In Brief
DLBCL is the most common non-Hodgkin lymphoma subtype in the western world, and is both clinically and biologically heterogeneous. This important trial confirms and extends earlier studies and establishes R-CHOP as a current standard for younger as well as older patients with DLBCL. There was no clear benefit to those who received R-CHOEP as compared with R-CHOP, suggesting to these authors that rituximab has a "chemo-equalizing" effect or that the more intensive and toxic CHOEP regimen impaired immune effector mechanisms important to rituximab response. The identification of a highly favorable subgroup of very low-risk patients (IPI 0, non-bulky) suggests that they should be treated and studied in future clinical trials separately from DLBCL patients with greater degrees of risk. The addition of rituximab to CHOP has provided an important but incremental advance in DLBCL, and it remains essential to continue to build upon this progress.

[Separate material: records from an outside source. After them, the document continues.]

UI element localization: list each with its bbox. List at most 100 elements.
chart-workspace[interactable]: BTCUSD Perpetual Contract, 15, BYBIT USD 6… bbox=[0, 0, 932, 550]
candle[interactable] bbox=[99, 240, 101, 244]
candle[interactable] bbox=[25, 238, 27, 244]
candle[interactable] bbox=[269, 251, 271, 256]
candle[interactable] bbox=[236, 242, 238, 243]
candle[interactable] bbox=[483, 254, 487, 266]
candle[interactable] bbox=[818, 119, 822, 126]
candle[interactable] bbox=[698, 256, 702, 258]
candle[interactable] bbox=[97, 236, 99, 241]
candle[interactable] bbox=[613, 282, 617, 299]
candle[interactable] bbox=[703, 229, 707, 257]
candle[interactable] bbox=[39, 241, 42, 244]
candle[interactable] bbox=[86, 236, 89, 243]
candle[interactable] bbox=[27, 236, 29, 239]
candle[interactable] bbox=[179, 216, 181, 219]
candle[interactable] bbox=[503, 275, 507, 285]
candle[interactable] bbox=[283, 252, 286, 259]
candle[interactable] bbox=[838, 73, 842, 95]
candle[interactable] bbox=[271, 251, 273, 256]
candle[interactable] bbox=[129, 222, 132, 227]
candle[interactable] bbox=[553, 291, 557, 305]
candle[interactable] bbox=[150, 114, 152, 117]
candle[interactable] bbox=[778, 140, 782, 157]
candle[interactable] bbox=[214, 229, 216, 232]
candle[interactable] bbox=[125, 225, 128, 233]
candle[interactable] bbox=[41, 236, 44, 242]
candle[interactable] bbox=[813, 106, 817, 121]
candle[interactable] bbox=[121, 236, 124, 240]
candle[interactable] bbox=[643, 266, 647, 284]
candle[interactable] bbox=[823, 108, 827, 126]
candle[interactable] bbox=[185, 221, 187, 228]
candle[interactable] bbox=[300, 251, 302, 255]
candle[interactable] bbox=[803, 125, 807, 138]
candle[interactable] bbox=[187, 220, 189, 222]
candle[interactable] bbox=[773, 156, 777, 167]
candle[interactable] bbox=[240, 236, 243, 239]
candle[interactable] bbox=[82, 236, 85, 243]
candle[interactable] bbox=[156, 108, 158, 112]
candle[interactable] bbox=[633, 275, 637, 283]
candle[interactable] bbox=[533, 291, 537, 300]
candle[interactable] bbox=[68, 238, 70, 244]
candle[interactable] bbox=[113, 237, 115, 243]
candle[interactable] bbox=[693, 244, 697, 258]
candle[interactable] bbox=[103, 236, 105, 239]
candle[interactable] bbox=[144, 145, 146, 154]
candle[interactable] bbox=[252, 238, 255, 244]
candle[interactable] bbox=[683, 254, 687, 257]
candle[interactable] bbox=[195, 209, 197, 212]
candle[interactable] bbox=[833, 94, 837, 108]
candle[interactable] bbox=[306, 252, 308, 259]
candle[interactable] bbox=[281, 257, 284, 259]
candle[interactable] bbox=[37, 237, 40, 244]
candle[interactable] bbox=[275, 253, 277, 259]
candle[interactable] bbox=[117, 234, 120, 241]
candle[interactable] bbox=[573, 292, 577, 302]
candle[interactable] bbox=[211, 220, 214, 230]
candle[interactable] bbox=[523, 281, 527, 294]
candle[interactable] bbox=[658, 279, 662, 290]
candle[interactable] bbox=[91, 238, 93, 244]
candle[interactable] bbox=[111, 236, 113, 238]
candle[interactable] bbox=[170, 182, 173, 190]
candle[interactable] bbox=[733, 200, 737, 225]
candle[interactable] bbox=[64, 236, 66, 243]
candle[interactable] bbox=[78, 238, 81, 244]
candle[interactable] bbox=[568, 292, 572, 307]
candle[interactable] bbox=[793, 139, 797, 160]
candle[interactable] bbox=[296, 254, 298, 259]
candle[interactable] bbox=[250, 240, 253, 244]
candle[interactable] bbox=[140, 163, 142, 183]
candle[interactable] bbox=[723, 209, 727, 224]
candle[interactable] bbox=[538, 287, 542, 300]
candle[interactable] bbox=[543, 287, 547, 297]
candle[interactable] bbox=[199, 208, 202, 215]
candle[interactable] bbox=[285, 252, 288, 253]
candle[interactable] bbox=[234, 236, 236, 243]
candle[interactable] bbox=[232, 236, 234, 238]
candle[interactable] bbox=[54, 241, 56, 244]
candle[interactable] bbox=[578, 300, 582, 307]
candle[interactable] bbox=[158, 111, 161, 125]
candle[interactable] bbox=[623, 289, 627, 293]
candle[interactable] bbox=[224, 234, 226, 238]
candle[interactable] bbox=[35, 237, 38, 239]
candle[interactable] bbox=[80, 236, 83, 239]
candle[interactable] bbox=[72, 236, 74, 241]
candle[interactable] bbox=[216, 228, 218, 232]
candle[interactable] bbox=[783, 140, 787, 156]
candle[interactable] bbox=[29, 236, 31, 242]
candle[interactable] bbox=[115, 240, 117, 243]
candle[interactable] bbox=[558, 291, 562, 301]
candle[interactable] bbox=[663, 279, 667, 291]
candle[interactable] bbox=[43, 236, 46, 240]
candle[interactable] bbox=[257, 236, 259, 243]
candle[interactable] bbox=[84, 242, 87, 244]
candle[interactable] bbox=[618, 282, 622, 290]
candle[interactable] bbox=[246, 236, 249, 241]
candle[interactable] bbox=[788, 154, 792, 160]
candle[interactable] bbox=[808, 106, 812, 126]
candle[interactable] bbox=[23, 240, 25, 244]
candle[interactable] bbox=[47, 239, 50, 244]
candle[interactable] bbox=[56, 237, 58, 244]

To this end, current clinical research in previously untreated DLBCL includes dose-modulated chemo-immunotherapy (e.g., dose-adjusted R-EPOCH or dose-dense R-CHOP), R-CHOP followed by radioimmunotherapy consolidation, and risk stratification for early stem cell transplantation based upon clinical IPI score, phenotypic or molecular markers, and PET response after 2-3 cycles of induction chemotherapy.
Competing Interests
Dr. Williams receives research funding from BiogenIDEC and Genentech.